Article invité : Wolfwalkers

Film d’animation (Irlande, Luxembourg, France) de 2020.
1650 à Kilkenny, en Irlande. Le père de Robyn est engagé par le Lord Protector comme chasseur de loups, afin de protéger la ville de leur menace, mais surtout d’en débarrasser la forêt pour déforester tranquillement et ainsi de pouvoir augmenter les surfaces agricoles (spoiler : Lord Protector n’est pas le gentil du film). Jeune fille indépendante et audacieuse, Robyn ne tarde pas à se retrouver dans la forêt, malgré l’interdiction, et à découvrir les créatures qui y vivent et la protègent : les wolfwalkers.

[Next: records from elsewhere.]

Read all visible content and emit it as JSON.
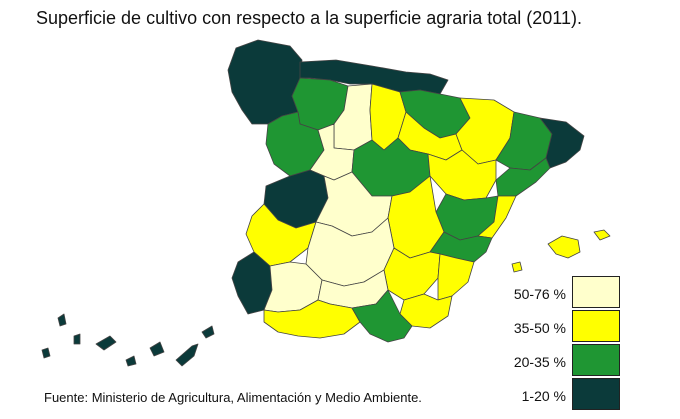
{
  "title": "Superficie de cultivo con respecto a la superficie agraria total (2011).",
  "source": "Fuente: Ministerio de Agricultura, Alimentación y Medio Ambiente.",
  "colors": {
    "very_high": "#ffffcc",
    "high": "#ffff00",
    "medium": "#1f9633",
    "low": "#0b3a3a",
    "border": "#444444"
  },
  "legend": [
    {
      "label": "50-76 %",
      "color": "#ffffcc"
    },
    {
      "label": "35-50 %",
      "color": "#ffff00"
    },
    {
      "label": "20-35 %",
      "color": "#1f9633"
    },
    {
      "label": "1-20 %",
      "color": "#0b3a3a"
    }
  ]
}
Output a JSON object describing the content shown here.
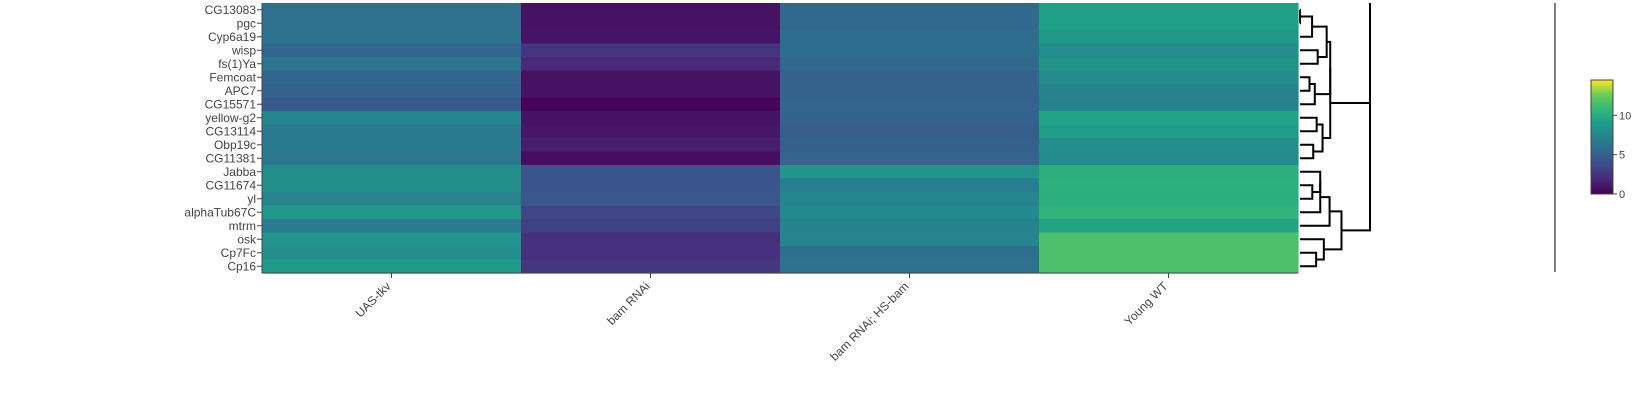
{
  "chart_data": {
    "type": "heatmap",
    "title": "",
    "xlabel": "",
    "ylabel": "",
    "x": [
      "UAS-tkv",
      "bam RNAi",
      "bam RNAi; HS-bam",
      "Young WT"
    ],
    "y": [
      "CG13083",
      "pgc",
      "Cyp6a19",
      "wisp",
      "fs(1)Ya",
      "Femcoat",
      "APC7",
      "CG15571",
      "yellow-g2",
      "CG13114",
      "Obp19c",
      "CG11381",
      "Jabba",
      "CG11674",
      "yl",
      "alphaTub67C",
      "mtrm",
      "osk",
      "Cp7Fc",
      "Cp16"
    ],
    "z": [
      [
        6.0,
        0.8,
        5.5,
        9.2
      ],
      [
        6.0,
        0.8,
        5.5,
        9.2
      ],
      [
        6.3,
        0.9,
        5.8,
        8.6
      ],
      [
        5.4,
        2.5,
        5.8,
        8.0
      ],
      [
        6.2,
        1.9,
        5.5,
        8.3
      ],
      [
        5.3,
        0.8,
        5.0,
        7.8
      ],
      [
        5.0,
        0.8,
        5.0,
        7.3
      ],
      [
        4.6,
        0.2,
        5.2,
        7.2
      ],
      [
        7.5,
        0.8,
        5.0,
        9.4
      ],
      [
        6.6,
        1.0,
        4.8,
        9.0
      ],
      [
        6.7,
        1.3,
        4.9,
        8.0
      ],
      [
        6.5,
        0.6,
        5.2,
        7.8
      ],
      [
        8.0,
        4.3,
        8.4,
        10.2
      ],
      [
        8.0,
        4.3,
        7.0,
        10.3
      ],
      [
        7.4,
        4.5,
        7.4,
        10.2
      ],
      [
        8.6,
        3.5,
        7.7,
        10.6
      ],
      [
        6.8,
        3.2,
        7.3,
        9.4
      ],
      [
        8.4,
        2.2,
        7.4,
        11.6
      ],
      [
        8.0,
        2.2,
        5.9,
        11.6
      ],
      [
        8.9,
        2.6,
        6.0,
        11.6
      ]
    ],
    "colorscale": "viridis",
    "zrange": [
      0,
      14.5
    ],
    "colorbar_ticks": [
      0,
      5,
      10
    ],
    "dendrogram": "right"
  }
}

L’histoire est un mélange réussi entre Mononoke Hime et Brave. Pas d’immense originalité narrative mais c’est vraiment efficace et attrayant, il y a des personnages chouettes, de la tension, des rebondissements, des course-poursuites et de l’émotion.
J’ai surtout adoré l’animation, magnifique, entre dessins au crayon, effets de lithogravure, split-screens ornementaux, représentation graphique des odeurs et du son.
Et la musique est très chouette aussi.